A dataset of videos, used for computer vision tasks, could be the key to success or failure. A clean dataset could lead the way to a great algorithm, model and ultimately system, while no matter how good the model or algorithm is, garbage in —garbage out.
Now, we can go one step further and search for an event.
What’s an event?
An event is viewed as a sequence of frames where an object moves within the field of view. For example, it could be a person crossing the street, or a car overtaking us from the right or left.
Searching for an event requires more than just object detection but combining that ability with temporal processing of a video. An event holds more information than a single object, and the semantic meaning of an event is significantly higher than of an object in a frame. In essence, addressing an event allows us to ask a more profound question about the video, and build more sophisticated and accurate applications based on that information.
Akridata’s Data Explorer is an AI platform that saves hours on visual data curation and lowers overall development costs by reducing annotation spend and eliminating wasted training cycles.
Its latest release supports searching for events in video files through an interactive solution that allows the user to choose a few key frames — the frames that capture the essence of the event, mark the object within them, and search for this combination of key-frames and object across the dataset.
Below are the main steps to complete the process:
Define the Event Length & Stride
An event has a typical duration which should be set, which allows Data Explorer to split the videos into sequences of this length.
For example, crossing the road could be a 10 second long event. The split of a video into 10 sec long sequences will result in the following set: 0–10, 10–20, 20–30 etc.
However, if the event starts at second 4 and ends at second 14, it will be split into two sequences. To avoid that, Data Explorer allows for sequences to overlap. Sequence overlap is set via the stride duration, which controls the waiting time between consecutive time sequences. For example, setting the stride at 3 second, will result in the following overall set of sequences:
0–10, 3–13, 6–16, 9–19, 12–22, 15–25 etc.
This increases the chances of detecting the full event in one of the sequences.
Define the Key Frames & Object
After setting the sequence duration, the user marks the key frames from the query sequence, and marks the object on them. Data Explorer will focus on that object as it finds similar sequences.

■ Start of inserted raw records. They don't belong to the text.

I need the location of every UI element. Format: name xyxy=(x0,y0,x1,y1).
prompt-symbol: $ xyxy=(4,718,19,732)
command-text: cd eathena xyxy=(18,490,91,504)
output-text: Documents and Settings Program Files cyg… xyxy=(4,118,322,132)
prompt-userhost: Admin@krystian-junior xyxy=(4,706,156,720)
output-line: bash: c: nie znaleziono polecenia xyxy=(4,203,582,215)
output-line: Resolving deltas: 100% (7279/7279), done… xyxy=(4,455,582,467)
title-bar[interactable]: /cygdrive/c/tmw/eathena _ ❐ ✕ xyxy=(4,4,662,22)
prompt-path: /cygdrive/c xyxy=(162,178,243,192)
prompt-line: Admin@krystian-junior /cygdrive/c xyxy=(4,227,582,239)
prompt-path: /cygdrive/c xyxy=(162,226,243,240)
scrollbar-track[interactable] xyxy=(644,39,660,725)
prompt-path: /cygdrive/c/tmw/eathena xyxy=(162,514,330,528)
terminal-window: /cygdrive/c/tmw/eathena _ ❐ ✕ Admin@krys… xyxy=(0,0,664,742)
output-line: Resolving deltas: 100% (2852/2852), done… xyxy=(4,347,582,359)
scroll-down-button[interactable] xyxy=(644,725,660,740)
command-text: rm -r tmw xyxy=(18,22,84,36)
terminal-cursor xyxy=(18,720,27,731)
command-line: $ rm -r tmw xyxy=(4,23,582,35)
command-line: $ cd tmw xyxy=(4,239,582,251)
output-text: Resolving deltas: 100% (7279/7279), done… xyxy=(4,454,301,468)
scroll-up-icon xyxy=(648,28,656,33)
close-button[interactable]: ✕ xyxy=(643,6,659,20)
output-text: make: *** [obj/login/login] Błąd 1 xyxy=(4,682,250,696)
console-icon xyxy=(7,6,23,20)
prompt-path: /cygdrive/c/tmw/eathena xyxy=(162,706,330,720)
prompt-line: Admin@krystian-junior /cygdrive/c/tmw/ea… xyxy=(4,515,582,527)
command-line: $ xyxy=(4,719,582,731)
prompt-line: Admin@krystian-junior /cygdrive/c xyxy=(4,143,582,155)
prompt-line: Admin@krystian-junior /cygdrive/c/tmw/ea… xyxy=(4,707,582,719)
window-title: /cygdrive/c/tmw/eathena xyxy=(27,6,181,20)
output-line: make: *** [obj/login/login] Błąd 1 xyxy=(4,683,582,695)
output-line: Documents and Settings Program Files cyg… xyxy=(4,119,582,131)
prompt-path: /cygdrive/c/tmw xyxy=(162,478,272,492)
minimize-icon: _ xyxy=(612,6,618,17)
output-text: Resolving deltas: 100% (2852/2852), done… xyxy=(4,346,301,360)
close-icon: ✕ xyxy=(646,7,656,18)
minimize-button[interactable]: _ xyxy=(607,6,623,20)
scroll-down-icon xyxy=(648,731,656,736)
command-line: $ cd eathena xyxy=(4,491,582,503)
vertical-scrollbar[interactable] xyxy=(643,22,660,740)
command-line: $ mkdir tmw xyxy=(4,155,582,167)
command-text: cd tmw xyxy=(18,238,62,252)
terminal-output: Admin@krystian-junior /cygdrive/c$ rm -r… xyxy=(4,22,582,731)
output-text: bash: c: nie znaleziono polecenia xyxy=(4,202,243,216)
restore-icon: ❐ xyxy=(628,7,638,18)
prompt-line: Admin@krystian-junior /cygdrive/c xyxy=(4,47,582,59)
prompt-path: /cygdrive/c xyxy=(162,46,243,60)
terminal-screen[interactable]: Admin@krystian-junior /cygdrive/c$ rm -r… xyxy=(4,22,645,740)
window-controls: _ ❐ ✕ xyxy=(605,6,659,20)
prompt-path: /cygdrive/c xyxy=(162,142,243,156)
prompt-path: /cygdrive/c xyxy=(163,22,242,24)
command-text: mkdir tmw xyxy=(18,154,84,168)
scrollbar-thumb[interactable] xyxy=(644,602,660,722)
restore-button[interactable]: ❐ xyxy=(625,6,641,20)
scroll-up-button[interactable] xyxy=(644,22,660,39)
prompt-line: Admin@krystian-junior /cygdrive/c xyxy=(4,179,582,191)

The process is illustrated below — first, select a few key frames and then mark the object on them:
Selecting Key Frames from the full sequence — frames 1, 3, 6 are highlighted in green
Marking the Person as the object in the selected Key Frames
Once the search is complete, we can see the results below — 4 video clips of similar events (top left, highlighted in green, is the query event):
Search result of the chosen event — each image represents a video. Top left, highlighted in green, is the query event
This leads the way to a whole new set of video processing capabilities and applications, in different fields such as surveillance, sports and movies.